Sparsity in Deep Neural Networks (DNNs) has been widely studied to compress and accelerate the models on resource-constrained environments. It can be generally categorized into unstructured fine-grained sparsity that zeroes out multiple individual weights distributed across the neural network, and structured coarse-grained sparsity which prunes blocks of a neural network. Fine-grained sparsity can achieve a high compression ratio but is not hardware friendly and hence receives limited speed gains. On the other hand, coarse-grained sparsity cannot concurrently achieve both acceleration on modern GPUs and maintain performance.

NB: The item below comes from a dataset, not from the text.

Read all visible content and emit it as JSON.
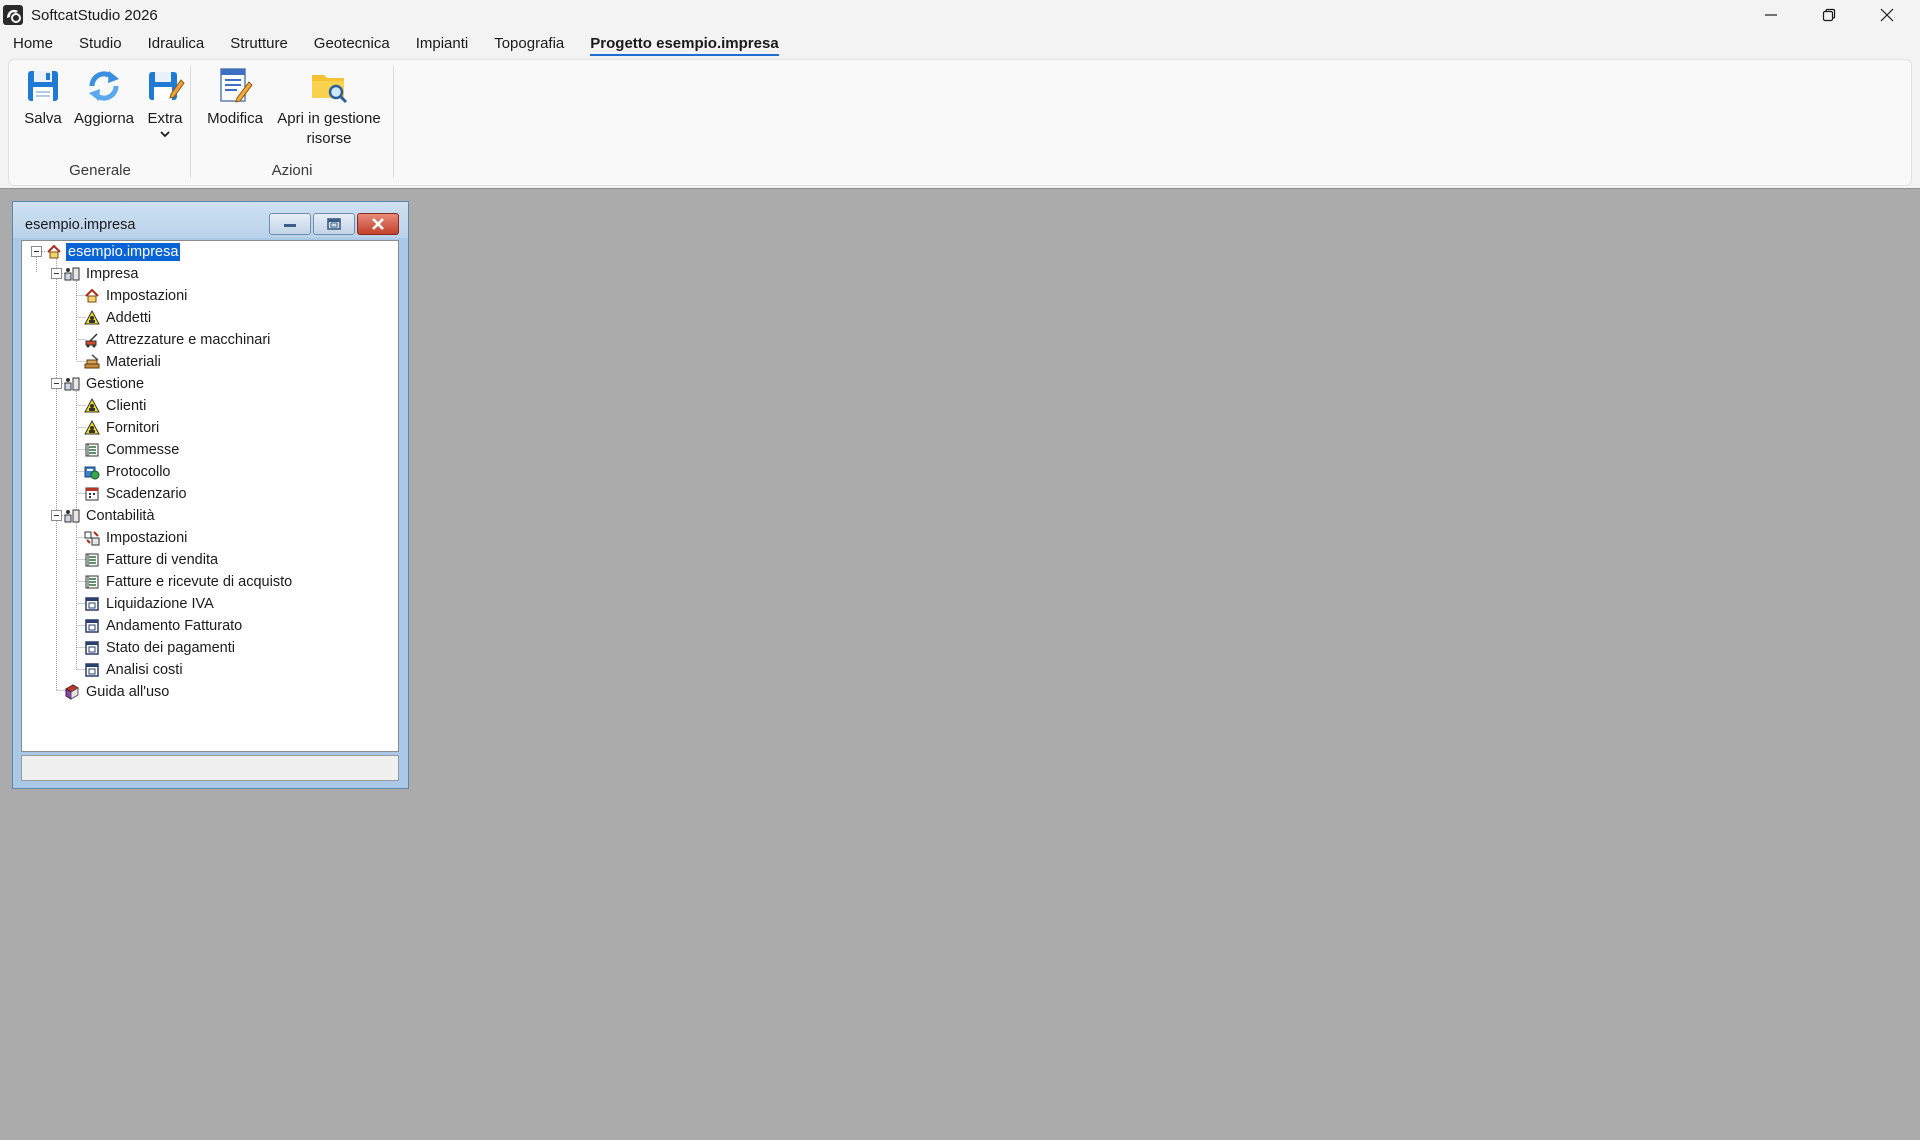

N:M fine-grained structured sparse network, which can maintain the advantages of both unstructured fine-grained sparsity and structured coarse-grained sparsity simultaneously on specifically designed GPUs.

Clarify

The Nvidia ASP prune along channel dimensions, our original method prune alone kernel dimensions. Model Zoo

alt text

Latest NVIDIA Ampere GPUs design for 2:4 sparsity, For hardware acceleration, you can see the following resources:

  How Sparsity Adds Umph to AI Inference

  Accelerating Sparsity in the NVIDIA Ampere Architecture

  Exploiting NVIDIA Ampere Structured Sparsity with cuSPARSELt

Method

SR-STE can achieve comparable or even better results with negligible extra training cost and only a single easy-to-tune hyperparameter $\lambda_w$ than original dense models.

alt text

the implementation details are shown as follows(https://github.com/NM-sparsity/NM-sparsity/blob/main/devkit/sparse_ops/sparse_ops.py):

class Sparse(autograd.Function):
    """" Prune the unimprotant weight for the forwards phase but pass the gradient to dense weight using SR-STE in the backwards phase"""

    @staticmethod
    def forward(ctx, weight, N, M, decay = 0.0002):
        ctx.save_for_backward(weight)

        output = weight.clone()
        length = weight.numel()
        group = int(length/M)

        weight_temp = weight.detach().abs().reshape(group, M)
        index = torch.argsort(weight_temp, dim=1)[:, :int(M-N)]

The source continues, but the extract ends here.